There is no scientific eveidence as to what temp below boiling point that adding hops at is the most efficient for creating a hop 'aroma'. It will vary wildly depending on the hop. But the points that Aleman has outlined are quite valid. A lot of experiment has been done recently with regards to this. A lot of stupidly overly hopped beers are popping up all over the place and as 'hop aroma' is currently very trendy there are surely more to come, unfortunately.

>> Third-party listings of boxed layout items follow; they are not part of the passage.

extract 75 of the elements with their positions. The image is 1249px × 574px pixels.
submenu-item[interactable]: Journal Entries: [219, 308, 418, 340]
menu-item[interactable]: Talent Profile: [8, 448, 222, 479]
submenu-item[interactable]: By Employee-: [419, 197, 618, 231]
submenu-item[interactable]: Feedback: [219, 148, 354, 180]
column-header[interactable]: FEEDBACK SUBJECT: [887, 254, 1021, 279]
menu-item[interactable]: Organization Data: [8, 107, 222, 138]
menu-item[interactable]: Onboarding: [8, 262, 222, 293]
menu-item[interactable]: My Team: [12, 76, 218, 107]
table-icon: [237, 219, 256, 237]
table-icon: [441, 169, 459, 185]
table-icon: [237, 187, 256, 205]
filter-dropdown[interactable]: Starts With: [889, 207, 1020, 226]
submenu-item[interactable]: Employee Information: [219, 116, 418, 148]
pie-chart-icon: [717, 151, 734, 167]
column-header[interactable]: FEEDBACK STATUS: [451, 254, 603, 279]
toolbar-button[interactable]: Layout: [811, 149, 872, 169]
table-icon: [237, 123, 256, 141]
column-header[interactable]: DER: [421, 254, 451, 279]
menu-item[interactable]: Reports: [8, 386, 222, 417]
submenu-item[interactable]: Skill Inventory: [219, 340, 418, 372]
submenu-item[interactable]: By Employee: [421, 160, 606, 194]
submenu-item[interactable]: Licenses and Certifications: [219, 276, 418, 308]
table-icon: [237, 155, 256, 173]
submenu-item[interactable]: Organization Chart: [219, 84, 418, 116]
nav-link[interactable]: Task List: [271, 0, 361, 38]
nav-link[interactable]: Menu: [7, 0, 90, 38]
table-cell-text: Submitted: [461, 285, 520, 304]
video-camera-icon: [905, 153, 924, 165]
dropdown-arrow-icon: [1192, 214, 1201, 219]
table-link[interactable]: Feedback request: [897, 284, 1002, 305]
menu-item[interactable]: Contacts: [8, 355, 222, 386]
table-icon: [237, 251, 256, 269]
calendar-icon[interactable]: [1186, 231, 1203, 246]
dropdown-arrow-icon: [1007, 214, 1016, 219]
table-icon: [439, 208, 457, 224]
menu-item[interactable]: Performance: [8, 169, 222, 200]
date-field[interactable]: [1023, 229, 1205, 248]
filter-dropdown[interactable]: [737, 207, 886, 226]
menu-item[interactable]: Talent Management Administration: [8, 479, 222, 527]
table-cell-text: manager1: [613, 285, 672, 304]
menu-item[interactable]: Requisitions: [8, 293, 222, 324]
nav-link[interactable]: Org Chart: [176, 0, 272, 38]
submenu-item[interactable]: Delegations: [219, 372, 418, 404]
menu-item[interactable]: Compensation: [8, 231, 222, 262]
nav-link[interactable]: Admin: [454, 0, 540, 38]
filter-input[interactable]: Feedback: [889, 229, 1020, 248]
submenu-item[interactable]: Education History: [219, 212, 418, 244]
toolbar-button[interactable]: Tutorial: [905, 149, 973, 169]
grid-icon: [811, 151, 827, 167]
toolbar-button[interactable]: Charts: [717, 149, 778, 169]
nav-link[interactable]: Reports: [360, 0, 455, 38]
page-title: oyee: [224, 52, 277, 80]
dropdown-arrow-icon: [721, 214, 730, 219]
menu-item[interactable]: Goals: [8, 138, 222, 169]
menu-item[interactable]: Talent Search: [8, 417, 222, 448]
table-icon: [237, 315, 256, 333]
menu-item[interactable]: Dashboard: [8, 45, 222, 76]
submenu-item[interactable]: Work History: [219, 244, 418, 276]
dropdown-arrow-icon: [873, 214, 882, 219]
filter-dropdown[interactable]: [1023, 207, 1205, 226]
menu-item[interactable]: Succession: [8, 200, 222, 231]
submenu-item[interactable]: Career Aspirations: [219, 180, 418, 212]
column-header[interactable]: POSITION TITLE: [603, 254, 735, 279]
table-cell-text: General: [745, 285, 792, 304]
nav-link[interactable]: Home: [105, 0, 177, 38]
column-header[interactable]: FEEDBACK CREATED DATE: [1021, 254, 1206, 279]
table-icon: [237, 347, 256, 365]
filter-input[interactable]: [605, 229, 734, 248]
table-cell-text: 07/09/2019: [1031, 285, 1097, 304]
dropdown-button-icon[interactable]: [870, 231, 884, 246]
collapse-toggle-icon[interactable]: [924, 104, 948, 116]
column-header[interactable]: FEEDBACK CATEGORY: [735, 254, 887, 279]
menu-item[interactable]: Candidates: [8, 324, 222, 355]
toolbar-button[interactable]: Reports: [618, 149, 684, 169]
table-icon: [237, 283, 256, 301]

Personally I quite like a good hop aroma in certain beers. Mostly strong sweet beers-I enjoy the hop aroma when there is little hop taste or flavour-it adds a nice dimension to my palate. As is the norm in my strong trad Ales. Yet in my IPA's and PA's I prefer a lot of late boil hops and little aroma hops. I find the late addition hops give a fine light aroma and the hoppy style of the beer is where the hops shine through. But that's just me and also the beauty of crafting your own fine Ales. :thumb:
I add my aroma hops on flame out, allow to cool for 20 mins. Then crash cool. For me and my palate this is the way I get the most constant aroma for the least amount of money/hops. I do not keg beers that require aroma from the hops. I find that bottle conditioned Ales with a good hop aroma improve with time in the bottle-including the aroma when first opened. Quite a joy.